Il déjeune la semaine prochaine avec MESSMER, qui
lui a écrit sur son son dernier livre, vous parlez de l’Indochine, je suis
assez d’accord avec vous, mais il y a des choses… je lui dis que j’ai évoqué
son livre avec l’ancien Premier ministre (oubliant que je le lui ai même
offert). MONTAIGNE et le vin coupé d’eau. Il a à dire, le vin médiéval était
très épais, sauf une clairette. Tandis qu’en Allemagne, le vin était bu sans
eau, MONTAIGNE le note. Le vin a vraiment sa qualité de maintenant, seulement
au XVIIIème siècle. MONTESQUIEU le valorisait ? Oui, il allait en
Angleterre le vendre, ainsi à Robert WALPOLE qui pressurait d’impôts les
Anglais
Je ne l’ai pas interrogé sur BILLAUD. Je lui
signalerai les deux coquilles de date, notamment sur ce voyage à Colombey. Il a
commis ainsi une erreur, prenant plaisir à écrire en trois mois sur les trois
DUMAS, pas seulement le grand, celui du milieu. Le général épousant une fille de
14 ans on lui a fait remarquer qu’elle en avait 24, mais tout cela passe. Je
manque évoquer DECAUX et avoir son jugement sur celui-ci, l’admiration affichée
pour DUMAS. Naturellement, continue-t-il j’ai fait référence à MAUROIS. J’ai
toujours estimé ses livres et son talent de biographe, surtout son DISRAELI,
quand je l’ai rencontré. Ce mot de MAURIAC, mais peut-être l’a-t-il inventé,
qu’il m’a dit un jour, une admiratrice, j’aime tous vos livres, mais mon
préféré c’est Climats. Je renchéris, cette jeune fille
argumentant qu’elle est très cultivée et qui conclut : je ne suis pas
« ignarde ». La chance que lui-même a eu eue, sa femme Simonne,
l’aimer et aussi avec une épouse ayant la compétence et la culture pour
travailler avec lui. Le cas de MAUROIS aussi, qui parlait de ses livres à sa
femme, l’après-midi. Climats a été parlé avant d’être écrit. Ah,
je ne savais pas que Simonne MAUROIS…
Il a une réception à l’ambassade d’Espagne, les
Espagnols m’ont rendu quelques services. Mais il a encore un peu de temps. Je
lui présente ceux de ses livres que j’ai amenés, commençant par Mauriac,
la photo. de celui-ci, dédicacée, grand format rue de Bièvre. Etait-ce
celle-là ? je ne crois pas. Lui-même n’a aucun souvenir de la rue de
Bièvre et de son agencement où il ne s’est rendu qu’une seule fois. Puis Blum,
il confirme son admiration pour Jeanne, le mariage tellement romantique et
dramatique, qu’il raconte si bien. Mitterrand, à chaque fois il
date et dessine un petit soleil. C’est malrusien ! non, je ne vais pas
chercher si loin. Puis De Gaulle, il le dessine en schéma, assez
réussi, nous terminons sur Mendès puis ses deux derniers livres.

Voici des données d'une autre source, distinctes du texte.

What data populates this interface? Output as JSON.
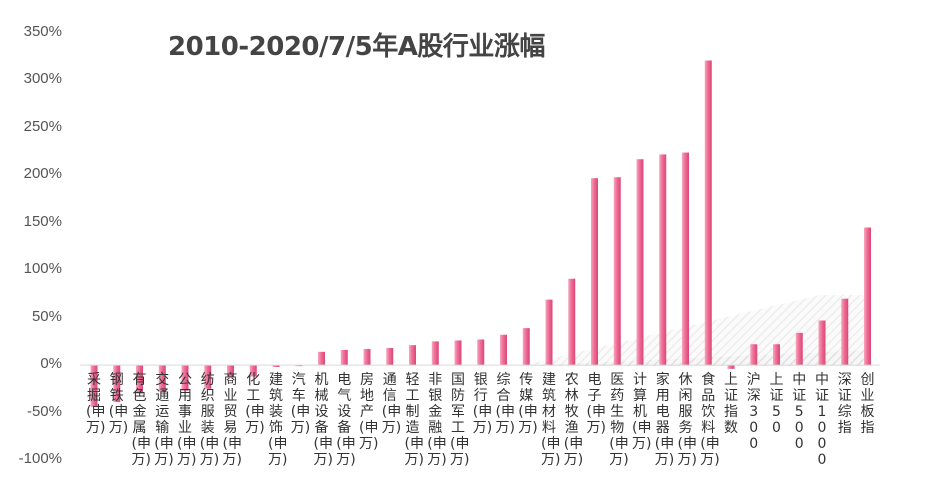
{
  "chart_data": {
    "type": "bar",
    "title": "2010-2020/7/5年A股行业涨幅",
    "xlabel": "",
    "ylabel": "",
    "ylim": [
      -100,
      350
    ],
    "yticks": [
      "350%",
      "300%",
      "250%",
      "200%",
      "150%",
      "100%",
      "50%",
      "0%",
      "-50%",
      "-100%"
    ],
    "grid": false,
    "bar_color": "#ef6d96",
    "categories": [
      "采掘(申万)",
      "钢铁(申万)",
      "有色金属(申万)",
      "交通运输(申万)",
      "公用事业(申万)",
      "纺织服装(申万)",
      "商业贸易(申万)",
      "化工(申万)",
      "建筑装饰(申万)",
      "汽车(申万)",
      "机械设备(申万)",
      "电气设备(申万)",
      "房地产(申万)",
      "通信(申万)",
      "轻工制造(申万)",
      "非银金融(申万)",
      "国防军工(申万)",
      "银行(申万)",
      "综合(申万)",
      "传媒(申万)",
      "建筑材料(申万)",
      "农林牧渔(申万)",
      "电子(申万)",
      "医药生物(申万)",
      "计算机(申万)",
      "家用电器(申万)",
      "休闲服务(申万)",
      "食品饮料(申万)",
      "上证指数",
      "沪深300",
      "上证50",
      "中证500",
      "中证1000",
      "深证综指",
      "创业板指"
    ],
    "values": [
      -44,
      -39,
      -30,
      -28,
      -27,
      -25,
      -13,
      -12,
      -2,
      -1,
      14,
      16,
      17,
      18,
      21,
      25,
      26,
      27,
      32,
      39,
      69,
      91,
      197,
      198,
      217,
      222,
      224,
      321,
      -4,
      22,
      22,
      34,
      47,
      70,
      145
    ]
  }
}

Il a reçu mission de commenter l’iconographie d’un album Pleiade sur MONTAIGNE. Cest une consécration,
fais-je, d’habitude ce sont des historiens de métier, vous êtes admis dans le
cercle des spécialistes, oui, ils ont choisi un amateur, il est content. Nous
nous séparons, il insiste MCM est un très bon sujet, c’était un assez grand
homme ! A leur départ, les deux causeurs de l’autre table, sont venus à
nous, serrements de main, pas de présentations, les noms ne me reviennent plus,
mais très connus, le jeune, à L’Express,
très talentueux.Politesse de mon commensal, nous pourrions chacun nous
dédicacer et entredédicacer des livres.